15.30 Uhr Zuhause angekommen, schlüpfe ich schnaufend aus den Flip Flops und fülle Dixons Napf mit Trockenfutter auf. Danach kredenze ich dem Rüden etwas Wasser und falle erschöpft aufs Kanapee.


Ich beisse kraftvoll zu

16.30 Uhr Ich öffne die Augen und verspüre grossen Durst. Um nicht zu dehydrieren, kippe ich mir ein eiskaltes Bier hinter die Binde und mache mich in der Küche nützlich. Um nicht stundenlang am heissen Herd stehen zu müssen, nehme ich mit mehreren Wurstbroten sowie Gewürzgurken aus dem Glas Vorlieb.
17.30 Uhr Gestärkt setze ich mich ins Wohnzimmer und nehme den neumodernen Flachbildschirm in Betrieb. Während die FOX Nachrichten laufen, schlage ich den TV GUIDE (löblich: Fernsehratgeber) auf und bringe heraus, dass in wenigen Minuten auf dem CW Kanal eine neue Serie anlaufen wird – wie schön.

18.30 Uhr Da keine brechenden Neuigkeiten (unlöblich: Breaking News) vorliegen, wechsle ich den Sender und fröne auf dem der CBS Corporation angehörigen CW Kanal dem mehrteiligen Fernsehspiel “Legacies”. Die Eigenproduktion spricht ein jüngeres Fernsehpublikum an und erzählt von heranwachsenden Rabauken, die übernatürliche Fähigkeiten mitbringen – so ein Schmarrn.
21.00 Uhr Nach der dritten Episode beende ich den langweiligen Fernsehabend und rufe den Vierbeiner ins Haus. Zu guter Letzt reguliere ich die Klimaanlage und falle gähnend ins Bett. Gute Nacht.

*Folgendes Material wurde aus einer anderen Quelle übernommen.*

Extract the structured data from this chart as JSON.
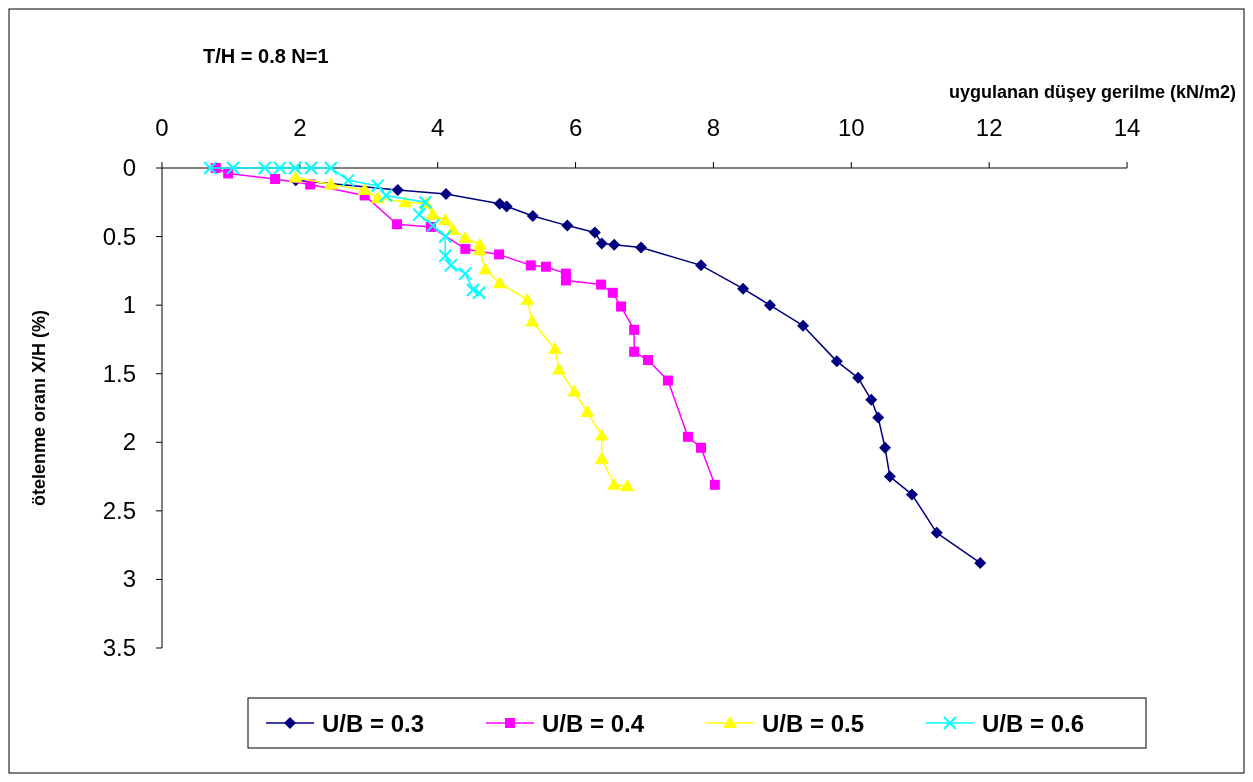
{
  "chart_data": {
    "type": "line",
    "title": "T/H = 0.8   N=1",
    "xlabel": "uygulanan düşey gerilme  (kN/m2)",
    "ylabel": "ötelenme oranı X/H (%)",
    "xlim": [
      0,
      14
    ],
    "xticks": [
      0,
      2,
      4,
      6,
      8,
      10,
      12,
      14
    ],
    "ylim": [
      3.5,
      0
    ],
    "yticks": [
      0,
      0.5,
      1,
      1.5,
      2,
      2.5,
      3,
      3.5
    ],
    "grid": false,
    "legend": "bottom",
    "line_style": "solid",
    "series": [
      {
        "name": "U/B = 0.3",
        "color": "#000080",
        "marker": "diamond",
        "x": [
          1.94,
          3.42,
          4.12,
          4.9,
          5.0,
          5.38,
          5.88,
          6.28,
          6.38,
          6.56,
          6.95,
          7.82,
          8.43,
          8.82,
          9.3,
          9.79,
          10.1,
          10.29,
          10.39,
          10.49,
          10.56,
          10.88,
          11.24,
          11.87
        ],
        "values": [
          0.09,
          0.16,
          0.19,
          0.26,
          0.28,
          0.35,
          0.42,
          0.47,
          0.55,
          0.56,
          0.58,
          0.71,
          0.88,
          1.0,
          1.15,
          1.41,
          1.53,
          1.69,
          1.82,
          2.04,
          2.25,
          2.38,
          2.66,
          2.88
        ]
      },
      {
        "name": "U/B = 0.4",
        "color": "#ff00ff",
        "marker": "square",
        "x": [
          0.78,
          0.96,
          1.64,
          2.15,
          2.94,
          3.41,
          3.9,
          4.4,
          4.89,
          5.35,
          5.57,
          5.86,
          5.86,
          6.37,
          6.54,
          6.66,
          6.85,
          6.85,
          7.05,
          7.34,
          7.63,
          7.82,
          8.02
        ],
        "values": [
          0.0,
          0.04,
          0.08,
          0.12,
          0.2,
          0.41,
          0.43,
          0.59,
          0.63,
          0.71,
          0.72,
          0.77,
          0.82,
          0.85,
          0.91,
          1.01,
          1.18,
          1.34,
          1.4,
          1.55,
          1.96,
          2.04,
          2.31
        ]
      },
      {
        "name": "U/B = 0.5",
        "color": "#ffff00",
        "marker": "triangle",
        "x": [
          1.94,
          2.45,
          2.94,
          3.13,
          3.53,
          3.83,
          3.93,
          4.11,
          4.22,
          4.4,
          4.61,
          4.61,
          4.69,
          4.9,
          5.3,
          5.37,
          5.7,
          5.76,
          5.98,
          6.17,
          6.38,
          6.38,
          6.56,
          6.75
        ],
        "values": [
          0.07,
          0.12,
          0.16,
          0.22,
          0.25,
          0.26,
          0.34,
          0.38,
          0.45,
          0.51,
          0.56,
          0.6,
          0.74,
          0.84,
          0.96,
          1.12,
          1.32,
          1.47,
          1.63,
          1.78,
          1.95,
          2.12,
          2.31,
          2.32
        ]
      },
      {
        "name": "U/B = 0.6",
        "color": "#00ffff",
        "marker": "cross",
        "x": [
          0.7,
          1.03,
          1.49,
          1.71,
          1.93,
          2.16,
          2.45,
          2.7,
          3.13,
          3.25,
          3.82,
          3.73,
          3.93,
          4.11,
          4.11,
          4.19,
          4.4,
          4.51,
          4.6
        ],
        "values": [
          0.0,
          0.0,
          0.0,
          0.0,
          0.0,
          0.0,
          0.0,
          0.09,
          0.13,
          0.2,
          0.25,
          0.34,
          0.42,
          0.5,
          0.64,
          0.71,
          0.77,
          0.89,
          0.91
        ]
      }
    ]
  }
}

23. Oktober 2018 – Frühstück im Ritz-Carlton

08.00 Uhr Bei strahlendem Sonnenschein trete ich auf die Terrasse und schicke mich an, den vorletzten Dienstag des Weinmonats mit der Morgengymnastik zu beginnen. Während ich graziös auf und ab hüpfe, gesellt sich plötzlich Herr Booth an die Grundstücksgrenze und fragt nach, wann Frau Pontecorvo aus Jacksonville zurück kommen wird. Ich stehe dem Heini artig Rede und Antwort und verrate, dass ich die kleine Frau am Abend herzlich Willkommen heissen werde – darauf freue ich mich jetzt schon.
08.30 Uhr Nachdem ich ausgiebig mit dem hochdekorierten Vietnamveteran geplaudert habe, kehre ich in die klimatisierte Villa zurück und lasse Hund Dixon wissen, dass ich mich nun bei einem Wirbelbad entspannen werde. Der Vierbeiner wird augenblicklich hellhörig und zieht es vor, sich einen Tennisball zu schnappen und in den Garten zu traben. Unterdessen ziehe ich mich in die Nasszelle zurück und lasse es mir nicht nehmen, während des Waschvergnügens mit Georg zu telefonieren. Mein Bruder freut sich über den Anruf und lädt mich ein, zum Frühstück ins Ritz-Carlton Resort zu kommen – das hört man gerne.
09.30 Uhr Um meine Verwandten nicht warten zu lassen, hüpfe ich aus der Wirbelbadewanne und greife zum Handtuch, um mich ordentlich trocken zu reiben. Danach trage ich eine pflegende Lotion auf meine sonnengebräunte Haut auf und wähle einen schönen hellblauen Anzug aus dem begehbaren Kleiderschrank.
10.00 Uhr Als der Stundenzeiger meiner wertvollen ROLEX auf 10 zugeht, sitze ich im geräumigen Chevrolet Suburban und kruse entspannt gen Süden davon. Dank des serienmässig eingebauten GARMIN Navigationssystems erfahre ich, dass das luxuriöse Resort lediglich 3 Meilen entfernt liegt – wie schön.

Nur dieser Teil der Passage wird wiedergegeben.